Once you’ve changed the oil, run your engine for five minutes to ensure the new oil circulates throughout your car. Doing so will help minimize the risk of engine damage. You can periodically idle the car, but doing so might increase the chances that your oil will break down, leaving deposits of water and acid on your engine and its components.

Be sure to check your car’s owner’s manual before determining what oil to use. Recommended oils vary by car, and you want to avoid choosing the wrong one. If you do, your vehicle could leak, or you might notice a burning smell while operating your vehicle. If your oil is not properly lubricating your engine, the resulting friction will burn the oil, causing the smell.

Changing your oil and filters during the winter

Now, if you’re operating your vehicle during the winter, it is a good idea to change your oil and filters more regularly than you did during warmer months.
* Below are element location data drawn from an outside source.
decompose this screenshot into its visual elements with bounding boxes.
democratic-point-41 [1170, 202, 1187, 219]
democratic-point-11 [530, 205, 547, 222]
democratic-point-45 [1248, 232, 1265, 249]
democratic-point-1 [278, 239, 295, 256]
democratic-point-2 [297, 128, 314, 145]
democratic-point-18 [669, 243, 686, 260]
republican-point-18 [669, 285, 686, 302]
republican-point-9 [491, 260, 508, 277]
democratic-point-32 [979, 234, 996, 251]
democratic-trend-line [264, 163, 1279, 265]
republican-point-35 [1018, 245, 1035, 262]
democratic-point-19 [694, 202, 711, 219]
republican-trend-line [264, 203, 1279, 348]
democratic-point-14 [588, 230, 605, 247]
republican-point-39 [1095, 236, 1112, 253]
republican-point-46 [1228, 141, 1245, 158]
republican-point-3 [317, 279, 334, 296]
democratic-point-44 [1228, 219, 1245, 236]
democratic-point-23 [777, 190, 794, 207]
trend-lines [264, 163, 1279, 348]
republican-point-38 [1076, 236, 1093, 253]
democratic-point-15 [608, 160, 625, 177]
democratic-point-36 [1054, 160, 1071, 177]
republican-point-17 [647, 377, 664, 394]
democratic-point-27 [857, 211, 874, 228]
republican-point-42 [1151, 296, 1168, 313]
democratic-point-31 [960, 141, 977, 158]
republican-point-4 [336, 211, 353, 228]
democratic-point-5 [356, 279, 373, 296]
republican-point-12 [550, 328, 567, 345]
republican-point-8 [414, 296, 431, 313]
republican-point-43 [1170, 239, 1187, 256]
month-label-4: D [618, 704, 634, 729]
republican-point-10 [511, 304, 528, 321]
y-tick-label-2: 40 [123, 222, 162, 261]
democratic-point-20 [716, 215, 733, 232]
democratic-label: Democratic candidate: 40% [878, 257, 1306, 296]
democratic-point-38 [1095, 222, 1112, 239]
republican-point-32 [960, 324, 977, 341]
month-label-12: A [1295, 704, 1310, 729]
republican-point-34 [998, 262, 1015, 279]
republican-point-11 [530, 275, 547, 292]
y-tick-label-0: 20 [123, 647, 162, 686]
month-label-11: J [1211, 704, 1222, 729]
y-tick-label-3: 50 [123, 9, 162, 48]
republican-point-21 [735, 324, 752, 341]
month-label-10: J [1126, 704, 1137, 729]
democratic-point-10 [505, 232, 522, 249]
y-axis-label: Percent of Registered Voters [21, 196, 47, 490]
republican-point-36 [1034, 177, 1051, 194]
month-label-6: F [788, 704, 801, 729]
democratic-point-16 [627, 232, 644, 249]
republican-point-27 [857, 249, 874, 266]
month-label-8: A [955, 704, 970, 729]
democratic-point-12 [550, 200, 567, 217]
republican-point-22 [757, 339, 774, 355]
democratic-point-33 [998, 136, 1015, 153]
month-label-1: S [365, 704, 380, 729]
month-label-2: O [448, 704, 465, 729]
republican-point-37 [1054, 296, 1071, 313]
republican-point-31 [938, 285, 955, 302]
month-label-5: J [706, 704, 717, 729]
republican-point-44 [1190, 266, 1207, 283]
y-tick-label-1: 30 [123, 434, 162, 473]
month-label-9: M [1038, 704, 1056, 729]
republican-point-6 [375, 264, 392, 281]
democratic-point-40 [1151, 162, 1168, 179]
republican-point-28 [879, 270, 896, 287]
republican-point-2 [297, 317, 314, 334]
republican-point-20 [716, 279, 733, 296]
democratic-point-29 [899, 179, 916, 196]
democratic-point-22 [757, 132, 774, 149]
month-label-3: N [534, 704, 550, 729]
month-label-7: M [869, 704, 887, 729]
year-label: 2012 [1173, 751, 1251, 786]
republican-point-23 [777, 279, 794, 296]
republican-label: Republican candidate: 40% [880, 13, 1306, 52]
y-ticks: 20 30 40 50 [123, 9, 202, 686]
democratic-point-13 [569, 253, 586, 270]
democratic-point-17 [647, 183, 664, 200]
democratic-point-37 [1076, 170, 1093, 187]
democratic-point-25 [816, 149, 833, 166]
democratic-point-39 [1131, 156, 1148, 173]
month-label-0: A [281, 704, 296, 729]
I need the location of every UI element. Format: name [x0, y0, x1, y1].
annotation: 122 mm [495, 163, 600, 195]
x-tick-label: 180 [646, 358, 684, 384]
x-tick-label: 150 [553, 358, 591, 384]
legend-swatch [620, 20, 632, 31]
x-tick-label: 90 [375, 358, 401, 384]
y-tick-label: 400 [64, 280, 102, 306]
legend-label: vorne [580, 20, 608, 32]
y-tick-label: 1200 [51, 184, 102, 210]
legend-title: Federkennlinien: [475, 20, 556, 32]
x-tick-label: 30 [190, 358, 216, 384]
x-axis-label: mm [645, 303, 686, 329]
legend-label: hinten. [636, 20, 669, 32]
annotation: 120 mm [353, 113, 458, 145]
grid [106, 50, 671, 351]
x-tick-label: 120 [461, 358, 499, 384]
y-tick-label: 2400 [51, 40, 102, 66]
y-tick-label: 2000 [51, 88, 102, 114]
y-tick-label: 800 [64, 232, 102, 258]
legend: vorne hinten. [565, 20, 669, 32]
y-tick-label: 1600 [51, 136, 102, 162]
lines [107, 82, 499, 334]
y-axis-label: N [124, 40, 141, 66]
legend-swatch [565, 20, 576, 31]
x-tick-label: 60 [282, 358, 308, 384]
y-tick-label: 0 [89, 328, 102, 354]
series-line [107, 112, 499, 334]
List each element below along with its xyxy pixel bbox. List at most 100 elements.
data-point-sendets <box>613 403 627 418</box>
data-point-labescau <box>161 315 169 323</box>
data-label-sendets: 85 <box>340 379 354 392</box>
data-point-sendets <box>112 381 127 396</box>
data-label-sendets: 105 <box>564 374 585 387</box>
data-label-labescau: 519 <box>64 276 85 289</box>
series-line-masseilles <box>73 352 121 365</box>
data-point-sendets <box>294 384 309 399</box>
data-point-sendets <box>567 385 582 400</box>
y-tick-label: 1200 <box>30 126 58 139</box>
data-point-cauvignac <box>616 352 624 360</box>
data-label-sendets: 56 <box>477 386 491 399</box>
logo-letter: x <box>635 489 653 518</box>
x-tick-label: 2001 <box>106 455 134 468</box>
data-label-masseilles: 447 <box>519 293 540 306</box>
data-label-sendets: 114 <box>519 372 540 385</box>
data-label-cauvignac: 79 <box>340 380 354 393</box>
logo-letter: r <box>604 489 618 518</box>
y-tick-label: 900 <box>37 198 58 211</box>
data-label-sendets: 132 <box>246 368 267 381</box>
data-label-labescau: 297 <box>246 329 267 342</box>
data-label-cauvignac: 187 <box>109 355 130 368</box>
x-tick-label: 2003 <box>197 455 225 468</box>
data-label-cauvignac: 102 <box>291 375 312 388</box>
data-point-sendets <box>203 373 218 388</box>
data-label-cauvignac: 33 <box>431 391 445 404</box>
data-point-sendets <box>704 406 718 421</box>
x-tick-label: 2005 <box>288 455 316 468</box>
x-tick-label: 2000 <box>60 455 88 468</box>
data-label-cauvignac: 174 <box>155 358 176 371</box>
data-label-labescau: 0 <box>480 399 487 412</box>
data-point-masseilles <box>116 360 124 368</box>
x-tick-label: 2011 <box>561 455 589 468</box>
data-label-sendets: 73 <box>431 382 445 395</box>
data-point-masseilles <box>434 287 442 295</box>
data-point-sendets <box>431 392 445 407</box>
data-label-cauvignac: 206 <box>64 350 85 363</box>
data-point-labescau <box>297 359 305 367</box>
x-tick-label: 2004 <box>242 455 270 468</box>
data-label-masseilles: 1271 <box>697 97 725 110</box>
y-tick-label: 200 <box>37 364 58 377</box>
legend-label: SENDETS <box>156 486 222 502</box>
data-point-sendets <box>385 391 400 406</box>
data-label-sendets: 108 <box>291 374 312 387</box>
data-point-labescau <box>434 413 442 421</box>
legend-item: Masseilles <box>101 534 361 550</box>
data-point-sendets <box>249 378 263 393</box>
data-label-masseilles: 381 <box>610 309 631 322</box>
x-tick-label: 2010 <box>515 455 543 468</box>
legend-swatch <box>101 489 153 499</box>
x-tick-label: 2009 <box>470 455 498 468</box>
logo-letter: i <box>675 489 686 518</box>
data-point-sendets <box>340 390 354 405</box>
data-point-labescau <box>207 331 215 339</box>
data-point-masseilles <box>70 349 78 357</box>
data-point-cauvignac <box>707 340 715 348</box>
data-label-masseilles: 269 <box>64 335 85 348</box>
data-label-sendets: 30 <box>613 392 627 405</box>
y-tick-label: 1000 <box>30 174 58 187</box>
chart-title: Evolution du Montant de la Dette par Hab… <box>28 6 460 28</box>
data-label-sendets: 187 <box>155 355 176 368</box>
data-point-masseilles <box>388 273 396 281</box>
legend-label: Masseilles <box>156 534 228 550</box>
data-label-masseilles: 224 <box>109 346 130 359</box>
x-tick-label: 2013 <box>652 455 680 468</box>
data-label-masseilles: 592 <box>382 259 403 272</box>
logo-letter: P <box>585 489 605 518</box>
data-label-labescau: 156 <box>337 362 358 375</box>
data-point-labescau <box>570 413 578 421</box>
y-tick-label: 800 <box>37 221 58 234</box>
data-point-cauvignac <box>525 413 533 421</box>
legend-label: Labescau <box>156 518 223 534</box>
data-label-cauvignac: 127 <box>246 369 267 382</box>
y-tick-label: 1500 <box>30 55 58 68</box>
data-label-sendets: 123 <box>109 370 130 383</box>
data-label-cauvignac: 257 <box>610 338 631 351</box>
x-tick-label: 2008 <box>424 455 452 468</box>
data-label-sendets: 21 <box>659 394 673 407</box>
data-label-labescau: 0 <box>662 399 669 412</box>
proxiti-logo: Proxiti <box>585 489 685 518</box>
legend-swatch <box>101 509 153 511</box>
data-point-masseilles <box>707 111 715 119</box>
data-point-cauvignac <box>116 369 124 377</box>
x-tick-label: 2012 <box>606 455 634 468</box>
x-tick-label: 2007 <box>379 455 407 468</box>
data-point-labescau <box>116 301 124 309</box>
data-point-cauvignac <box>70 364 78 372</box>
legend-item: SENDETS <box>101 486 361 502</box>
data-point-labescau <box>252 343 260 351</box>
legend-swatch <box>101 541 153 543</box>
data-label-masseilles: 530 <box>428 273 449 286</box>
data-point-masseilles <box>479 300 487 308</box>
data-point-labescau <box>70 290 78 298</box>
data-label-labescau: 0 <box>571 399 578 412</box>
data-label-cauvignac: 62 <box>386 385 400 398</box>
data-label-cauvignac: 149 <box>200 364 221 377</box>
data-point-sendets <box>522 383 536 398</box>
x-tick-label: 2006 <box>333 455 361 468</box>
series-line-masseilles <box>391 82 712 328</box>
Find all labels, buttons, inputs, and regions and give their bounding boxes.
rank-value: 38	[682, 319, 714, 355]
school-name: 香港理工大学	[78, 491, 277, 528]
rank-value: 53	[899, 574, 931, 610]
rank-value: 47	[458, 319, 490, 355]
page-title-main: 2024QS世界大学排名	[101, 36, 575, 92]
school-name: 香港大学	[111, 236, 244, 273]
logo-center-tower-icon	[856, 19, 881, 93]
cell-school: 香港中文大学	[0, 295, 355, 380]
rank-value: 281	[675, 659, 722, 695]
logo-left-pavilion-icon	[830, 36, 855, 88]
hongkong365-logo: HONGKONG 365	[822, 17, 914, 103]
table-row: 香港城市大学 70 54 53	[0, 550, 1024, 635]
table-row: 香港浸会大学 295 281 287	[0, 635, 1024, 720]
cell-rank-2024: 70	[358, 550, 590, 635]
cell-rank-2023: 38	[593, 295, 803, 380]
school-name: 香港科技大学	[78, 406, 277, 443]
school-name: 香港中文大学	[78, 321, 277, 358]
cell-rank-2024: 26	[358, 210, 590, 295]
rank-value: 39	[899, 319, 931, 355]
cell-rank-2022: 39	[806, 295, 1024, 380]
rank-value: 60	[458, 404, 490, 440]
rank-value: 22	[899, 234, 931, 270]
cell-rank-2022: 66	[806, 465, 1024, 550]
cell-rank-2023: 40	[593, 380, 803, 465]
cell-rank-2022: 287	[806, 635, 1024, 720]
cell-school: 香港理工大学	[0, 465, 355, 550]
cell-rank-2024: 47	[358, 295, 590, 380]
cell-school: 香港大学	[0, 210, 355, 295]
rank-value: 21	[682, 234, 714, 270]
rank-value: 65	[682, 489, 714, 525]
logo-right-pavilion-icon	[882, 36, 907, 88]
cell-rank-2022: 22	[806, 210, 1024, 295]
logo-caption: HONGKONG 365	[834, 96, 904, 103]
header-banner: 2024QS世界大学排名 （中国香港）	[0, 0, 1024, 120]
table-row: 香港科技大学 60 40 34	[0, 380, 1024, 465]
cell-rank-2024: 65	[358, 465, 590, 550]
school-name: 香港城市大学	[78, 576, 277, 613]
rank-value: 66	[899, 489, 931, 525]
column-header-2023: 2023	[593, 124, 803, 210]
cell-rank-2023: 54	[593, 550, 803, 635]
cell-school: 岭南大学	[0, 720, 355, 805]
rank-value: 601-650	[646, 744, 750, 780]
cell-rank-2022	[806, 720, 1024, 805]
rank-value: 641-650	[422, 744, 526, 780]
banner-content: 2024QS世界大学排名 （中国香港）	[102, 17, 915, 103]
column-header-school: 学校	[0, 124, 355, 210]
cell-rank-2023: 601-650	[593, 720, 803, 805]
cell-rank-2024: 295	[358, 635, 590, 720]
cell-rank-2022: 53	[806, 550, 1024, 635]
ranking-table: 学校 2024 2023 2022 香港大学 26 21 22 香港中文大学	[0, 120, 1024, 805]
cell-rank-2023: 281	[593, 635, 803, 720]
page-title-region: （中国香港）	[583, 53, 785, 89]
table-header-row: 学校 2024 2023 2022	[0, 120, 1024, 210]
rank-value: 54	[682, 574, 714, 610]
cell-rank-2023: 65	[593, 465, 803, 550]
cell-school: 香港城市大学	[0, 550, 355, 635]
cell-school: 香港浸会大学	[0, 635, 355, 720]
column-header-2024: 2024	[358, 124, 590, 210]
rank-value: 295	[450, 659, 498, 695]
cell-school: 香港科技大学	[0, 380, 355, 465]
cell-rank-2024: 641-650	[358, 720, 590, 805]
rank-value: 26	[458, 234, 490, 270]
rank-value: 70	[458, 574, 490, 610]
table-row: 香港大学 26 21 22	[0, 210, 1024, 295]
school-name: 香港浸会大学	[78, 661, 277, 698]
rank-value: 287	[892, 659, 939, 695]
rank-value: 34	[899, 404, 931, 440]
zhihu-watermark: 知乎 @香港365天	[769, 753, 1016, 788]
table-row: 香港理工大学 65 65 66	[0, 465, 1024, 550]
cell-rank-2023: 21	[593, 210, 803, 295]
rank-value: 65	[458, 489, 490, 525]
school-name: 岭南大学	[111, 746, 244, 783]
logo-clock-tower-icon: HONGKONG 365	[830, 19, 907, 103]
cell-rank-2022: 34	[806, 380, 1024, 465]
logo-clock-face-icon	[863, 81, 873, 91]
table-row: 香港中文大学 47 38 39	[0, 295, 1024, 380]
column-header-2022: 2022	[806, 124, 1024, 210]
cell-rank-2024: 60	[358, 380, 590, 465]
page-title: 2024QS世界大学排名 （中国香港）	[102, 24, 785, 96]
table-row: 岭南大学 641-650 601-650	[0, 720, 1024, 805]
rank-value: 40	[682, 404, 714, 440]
Why? Cooler temperatures can thicken oil, making it harder to flow when you start your car. As the car warms up and heats the oil, your engine will work without the benefit of lubrication for several minutes. That can result in motor engine problems.

When you get your oil changed, you’ll want to consider oil viscosity. Viscosity refers to oil thickness. The higher the viscosity, the thicker it is. And even low-viscosity oils change with temperature drops. However, some oils are designed to operate well even at low temperatures.

You’ll see a grade on an oil bottle that appears as two numbers separated by a “W.” The number before the W indicates the oil’s viscosity at low temperatures, while the number after the “W” is its viscosity at normal temperatures. If you have found oil with a low viscosity number, it will likely help improve your car’s performance during the winter. But you shouldn’t choose a new oil before consulting your owner’s manual.

You’ll also want to change your filters regularly. Thick oil is pushed into your filter when you start your car, creating considerable pressure. According to Machinery Lubrication, this pressure can damage your car’s canister can, sealing rings, and split clamp. Ensure you have a high-quality filter that can withstand high pressure, and change it regularly.

Choosing the right oil

According to Firestone Complete Autocare, oils with a 5W30 grade are typically recommended for winter use. Most 5W30 oils fall under the category of conventional motor oil. But there are also synthetic blends and synthetic oils that contain additives to lower viscosity even further, allowing for smoother winter vehicle operation. Synthetic oils offer some of the best protection for vehicles operating at low temperatures. However, check your owner’s manual to see if their use is recommended.

Though 5W30 oils provide appropriate protection for most winter temperatures, they might not be the best for states where temperatures routinely drop below freezing. You might wish to opt for a lower-viscosity oil in those cases. But it might be necessary to speak with an expert to determine which oil is best for your car.

The bottom line: To keep your car performing at optimal levels and avoid potentially expensive engine problems, change your oil and filters regularly when the temperature drops. If you don’t, you could prematurely shorten your engine’s life.